This Week: Categorical Variables, aka Factors

This week we will use this document to give the exercises. The reason for this is try to build up your understanding of how categorical variables are modelled (the short version: it’s regression with just 0s and 1s).There will be questions in blue that you should provide answers to. There are other questions which you should attempt to answer as you work through this, even if you don’t have to provide us with answers.

Last week we looked at models for contiuous variables. This week we will look at how we can model the effects of categorical variables on a continuous response, e.g. the effects of different varieties of barley on yield. A lot of the theory was developed for designed experiments, e.g.

This type of model is usually called an ANOVA model (ANOVA = ANalysis Of VAriance). If there is a single categorical variable, it is called a one-way ANOVA, if there are two it is called a two-way ANOVA. The reason for this terminology is that the models were developed with the approach of trying to partition the variation into different parts of the model, so crop variety might explain some of the variation, and fungicide treatment might explain some more: the aim was to find out what crop varieies grew best, and what was the optimal treatment to apply. Nowadays the same approach is used for a much wider range of problems, often where this partitioning of the variation does not make any sense (it only really makes sense if you have a well designed experiment, otherwise it is not possible to find only one way to partition the variation).

Yield Data

This data comes from Rothamstead, from an experiment started in 1852. Spring barley has been grown on the site (Hoosfield) continuously. Each plot can have one of 4 treatments:

THe response is yield, i.e. how much barley was harvested from the field: a higher yield is obviously better. The units are tonnes per hecatare (t/ha). We have data that are means over about 10 years: we will treat these as replicates.

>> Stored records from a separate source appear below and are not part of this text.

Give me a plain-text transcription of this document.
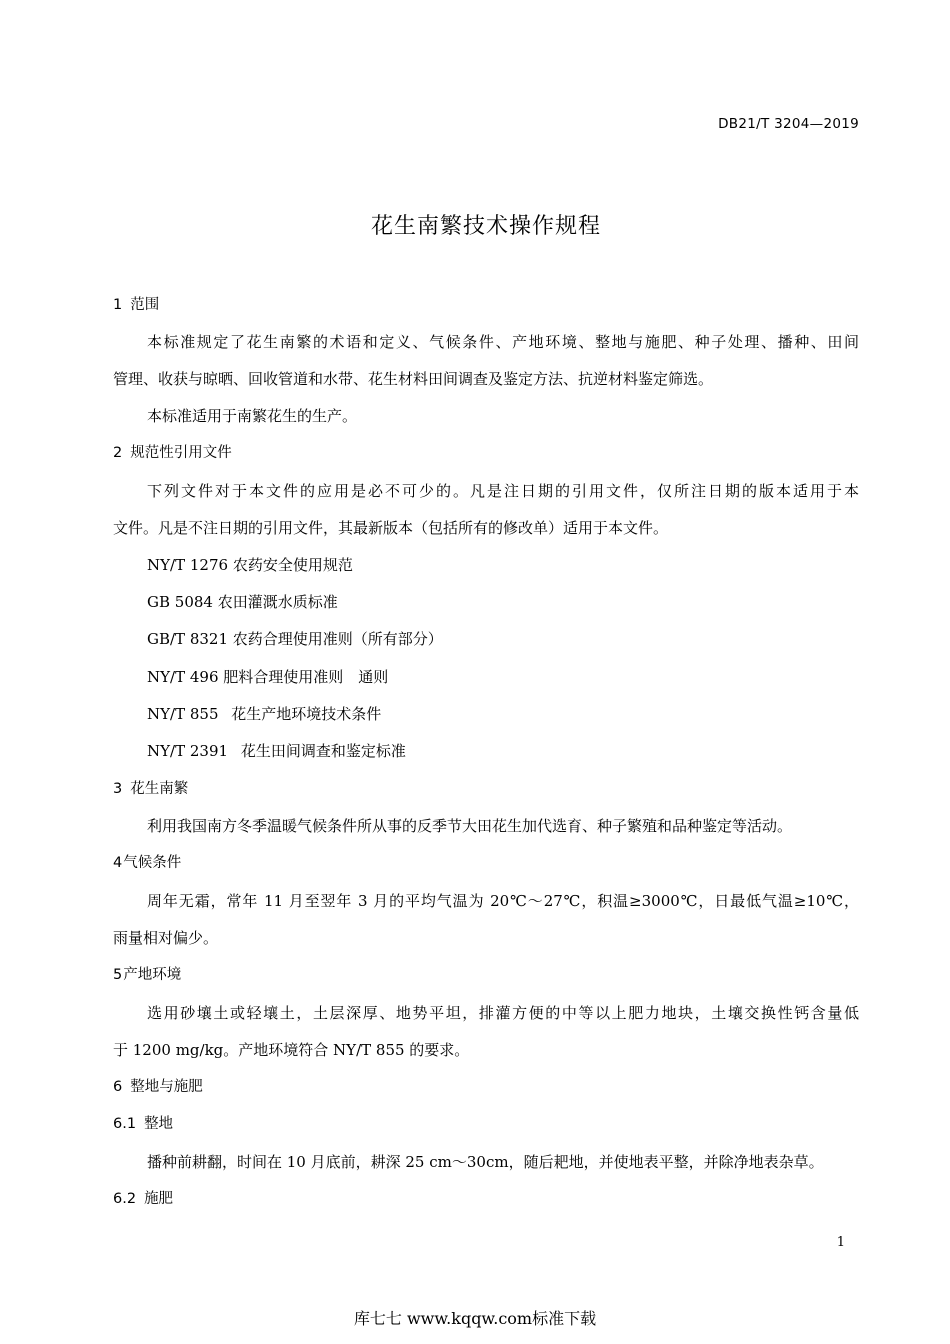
DB21/T 3204—2019
花生南繁技术操作规程
1 范围
本标准规定了花生南繁的术语和定义、气候条件、产地环境、整地与施肥、种子处理、播种、田间
管理、收获与晾晒、回收管道和水带、花生材料田间调查及鉴定方法、抗逆材料鉴定筛选。
本标准适用于南繁花生的生产。
2 规范性引用文件
下列文件对于本文件的应用是必不可少的。凡是注日期的引用文件，仅所注日期的版本适用于本
文件。凡是不注日期的引用文件，其最新版本（包括所有的修改单）适用于本文件。
NY/T 1276 农药安全使用规范
GB 5084 农田灌溉水质标准
GB/T 8321 农药合理使用准则（所有部分）
NY/T 496 肥料合理使用准则　通则
NY/T 855 花生产地环境技术条件
NY/T 2391 花生田间调查和鉴定标准
3 花生南繁
利用我国南方冬季温暖气候条件所从事的反季节大田花生加代选育、种子繁殖和品种鉴定等活动。
4气候条件
周年无霜，常年 11 月至翌年 3 月的平均气温为 20℃～27℃，积温≥3000℃，日最低气温≥10℃，
雨量相对偏少。
5产地环境
选用砂壤土或轻壤土，土层深厚、地势平坦，排灌方便的中等以上肥力地块，土壤交换性钙含量低
于 1200 mg/kg。产地环境符合 NY/T 855 的要求。
6 整地与施肥
6.1 整地
播种前耕翻，时间在 10 月底前，耕深 25 cm～30cm，随后耙地，并使地表平整，并除净地表杂草。
6.2 施肥
1
库七七 www.kqqw.com标准下载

First we will look at the effects of fertiliser on yield, and ask if it makes a difference. But even before looking at the data, what difference in yield would you expect to see between the 4 treatments? Can you rank them from highest to lowest expected yield?

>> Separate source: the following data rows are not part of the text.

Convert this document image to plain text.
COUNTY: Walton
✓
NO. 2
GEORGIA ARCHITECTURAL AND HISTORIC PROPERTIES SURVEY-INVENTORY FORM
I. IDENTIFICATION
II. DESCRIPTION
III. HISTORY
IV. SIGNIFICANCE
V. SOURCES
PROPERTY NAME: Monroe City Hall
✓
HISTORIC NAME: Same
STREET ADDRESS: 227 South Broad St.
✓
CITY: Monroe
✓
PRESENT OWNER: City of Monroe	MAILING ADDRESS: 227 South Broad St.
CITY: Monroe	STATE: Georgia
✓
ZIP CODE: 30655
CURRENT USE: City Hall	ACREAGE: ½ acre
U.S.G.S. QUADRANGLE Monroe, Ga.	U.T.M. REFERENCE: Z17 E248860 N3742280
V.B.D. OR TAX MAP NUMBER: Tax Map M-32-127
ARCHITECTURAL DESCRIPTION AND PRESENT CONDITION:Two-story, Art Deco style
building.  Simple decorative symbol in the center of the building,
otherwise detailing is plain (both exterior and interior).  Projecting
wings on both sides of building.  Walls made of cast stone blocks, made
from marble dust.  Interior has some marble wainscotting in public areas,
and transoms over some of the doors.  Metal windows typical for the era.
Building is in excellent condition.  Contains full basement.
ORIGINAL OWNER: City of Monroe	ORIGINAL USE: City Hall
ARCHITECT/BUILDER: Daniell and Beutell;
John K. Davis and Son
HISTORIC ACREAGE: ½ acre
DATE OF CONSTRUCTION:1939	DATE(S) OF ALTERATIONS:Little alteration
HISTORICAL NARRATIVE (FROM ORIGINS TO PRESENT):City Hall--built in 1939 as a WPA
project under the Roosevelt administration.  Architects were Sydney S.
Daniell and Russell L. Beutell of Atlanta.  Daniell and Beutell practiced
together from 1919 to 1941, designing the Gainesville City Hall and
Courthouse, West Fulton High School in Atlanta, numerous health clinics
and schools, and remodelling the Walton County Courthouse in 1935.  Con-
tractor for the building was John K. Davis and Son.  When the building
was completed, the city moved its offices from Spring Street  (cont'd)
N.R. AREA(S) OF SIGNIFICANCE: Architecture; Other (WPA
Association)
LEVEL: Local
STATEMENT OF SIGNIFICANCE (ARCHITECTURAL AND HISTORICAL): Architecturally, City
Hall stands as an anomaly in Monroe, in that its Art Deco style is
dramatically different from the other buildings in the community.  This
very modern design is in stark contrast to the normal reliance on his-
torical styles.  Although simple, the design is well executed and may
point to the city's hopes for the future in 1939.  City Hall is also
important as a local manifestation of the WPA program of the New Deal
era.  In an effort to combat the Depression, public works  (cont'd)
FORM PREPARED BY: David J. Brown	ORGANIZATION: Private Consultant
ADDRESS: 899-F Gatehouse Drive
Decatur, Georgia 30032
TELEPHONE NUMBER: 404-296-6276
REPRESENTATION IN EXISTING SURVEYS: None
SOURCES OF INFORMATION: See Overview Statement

Yields <- read.csv("https://www.math.ntnu.no/emner/ST2304/2019v/Week8/Hoosfield_Yields.csv")

Analysis 1: a t-test, also a One Way ANOVA

We will start by comparing the unfertilised treatment, and the treatment that was last fertilised in 1871. We can create a data set with just these levels of the treatment in it,but first we create : FYM.stopped is a variable that is 1 if FYM used to be applied, and is 0 if it was always unfertilised. The technical term for this 0/1 variable is a dummy variable: we will be using them throughout this week’s work.

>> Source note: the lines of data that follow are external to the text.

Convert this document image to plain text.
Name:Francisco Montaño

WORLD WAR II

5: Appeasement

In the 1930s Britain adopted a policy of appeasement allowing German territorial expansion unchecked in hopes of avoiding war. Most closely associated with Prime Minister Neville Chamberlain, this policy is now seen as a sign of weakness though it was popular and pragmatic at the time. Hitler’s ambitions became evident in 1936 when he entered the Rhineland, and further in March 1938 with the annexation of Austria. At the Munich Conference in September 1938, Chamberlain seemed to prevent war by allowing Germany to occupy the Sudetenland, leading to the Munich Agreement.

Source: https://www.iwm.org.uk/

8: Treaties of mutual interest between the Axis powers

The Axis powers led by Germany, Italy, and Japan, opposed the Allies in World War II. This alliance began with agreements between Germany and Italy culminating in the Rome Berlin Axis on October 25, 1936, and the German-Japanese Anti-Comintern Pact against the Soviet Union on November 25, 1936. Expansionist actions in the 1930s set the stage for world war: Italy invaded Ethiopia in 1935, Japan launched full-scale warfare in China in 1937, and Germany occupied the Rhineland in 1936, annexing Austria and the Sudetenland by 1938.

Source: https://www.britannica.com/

# == finds entries in the part on the left of it that match the
# criteria on the right. It assigns trues and falses
Yields$FYM.stopped <- Yields$Treatment=="FYM.stopped" # TRUE = 1

# X%in%Y tests every value of X and asks if it is in Y, 
# e.g. (1:3)%in%c(2,4) would produce FALSE TRUE FALSE
# Because we have [ ] after Yields we are subsetting our
# original data here to only the FYM.stopped and Unfertilized treatments
tdata <- Yields[Yields$Treatment%in%c("FYM.stopped", "Unfertilized"),]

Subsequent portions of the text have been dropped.